17 juin 2017

Régis Jauffret - bis

A une époque lointaine dont les lecteurs se souviennent à peine, Regis Jauffret fit son entrée dans cette anthologie. Comme la qualité d'écriture mérite d'être généreusement honorée, il a droit à une deuxième entrée magna cum laude. Cette fois, pour un passage extrait  d'Asiles de fous, prix Femina en 2005: une mère s'adresse à la fille qu'elle n'a jamais eue.

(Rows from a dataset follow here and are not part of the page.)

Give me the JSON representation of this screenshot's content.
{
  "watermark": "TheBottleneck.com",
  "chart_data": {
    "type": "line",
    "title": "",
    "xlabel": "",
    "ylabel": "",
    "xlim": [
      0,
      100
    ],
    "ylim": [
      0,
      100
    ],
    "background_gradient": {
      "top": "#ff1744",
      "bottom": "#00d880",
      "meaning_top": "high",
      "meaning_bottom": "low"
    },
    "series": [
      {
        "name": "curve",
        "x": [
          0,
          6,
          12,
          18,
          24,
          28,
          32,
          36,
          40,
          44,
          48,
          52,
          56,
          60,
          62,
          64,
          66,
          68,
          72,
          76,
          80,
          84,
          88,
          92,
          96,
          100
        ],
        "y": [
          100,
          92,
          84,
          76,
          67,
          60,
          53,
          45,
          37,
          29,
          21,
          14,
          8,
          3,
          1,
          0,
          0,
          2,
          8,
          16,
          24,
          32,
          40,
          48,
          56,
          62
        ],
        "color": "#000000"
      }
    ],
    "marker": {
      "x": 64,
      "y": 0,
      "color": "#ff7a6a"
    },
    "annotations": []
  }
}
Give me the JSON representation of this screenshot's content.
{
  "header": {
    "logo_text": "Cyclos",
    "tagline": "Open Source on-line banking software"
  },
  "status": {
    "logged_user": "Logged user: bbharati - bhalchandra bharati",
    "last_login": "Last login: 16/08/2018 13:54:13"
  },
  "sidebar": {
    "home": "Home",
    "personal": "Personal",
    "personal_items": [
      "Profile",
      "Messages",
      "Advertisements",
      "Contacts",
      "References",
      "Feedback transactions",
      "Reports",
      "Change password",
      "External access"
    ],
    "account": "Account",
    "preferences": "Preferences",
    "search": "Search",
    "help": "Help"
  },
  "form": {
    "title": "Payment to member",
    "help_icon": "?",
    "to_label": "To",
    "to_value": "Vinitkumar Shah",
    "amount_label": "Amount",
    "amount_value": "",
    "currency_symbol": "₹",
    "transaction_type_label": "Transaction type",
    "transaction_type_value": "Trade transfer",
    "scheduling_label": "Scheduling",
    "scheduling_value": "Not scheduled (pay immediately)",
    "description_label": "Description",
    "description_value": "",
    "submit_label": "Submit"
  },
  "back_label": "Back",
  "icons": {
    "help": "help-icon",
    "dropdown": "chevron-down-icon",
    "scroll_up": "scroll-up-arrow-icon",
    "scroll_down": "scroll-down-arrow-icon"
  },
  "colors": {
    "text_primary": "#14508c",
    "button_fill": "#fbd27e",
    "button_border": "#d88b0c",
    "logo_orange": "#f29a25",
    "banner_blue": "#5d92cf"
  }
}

En attendant, agenouille-toi devant celle qui aurait pu devenir ta maman, ton modèle, et espère lui ressembler, l'équivaloir, lui servir de miroir, suce mon fermoir, lèche mon portail, imite ton père, cette mauvaise gouine, avec sa langue rêche, son clitoris vaniteux, qui vexait mes chairs à chaque fois qu'il outrepassait les bornes, entrant tambour battant dans ma ville, campant sur mon île, croisière sur le Nil, ta mère Pyramide pleine de nouveau-nés, ta mère pharaon certes, mais surtout scribe, et tu peux toujours discuter tes créances, elles sont inscrites sur mes tablettes, espèce de fillette née pour enfunébrer avec la complicité de l'amour, et si les bébés restent en toi comme des crottes, si tu refuses de les provoquer, de les expulser, si tu te refuses à la maternité, je te conchie d'avance, démente célibataire, langouste sans ambition, tu traîneras toute ta vie des minots imaginaires, des salopiots d'autant plus impossibles à élever, à remettre à leur place, en un mot à aimer, qu'ils n'existeront que dans ta tête de fille qui n'en fait qu'à sa tête, qui désobéit à sa mère, qui refuse de peupler son ventre, de vaginer des mômes pour perpétuer la tradition.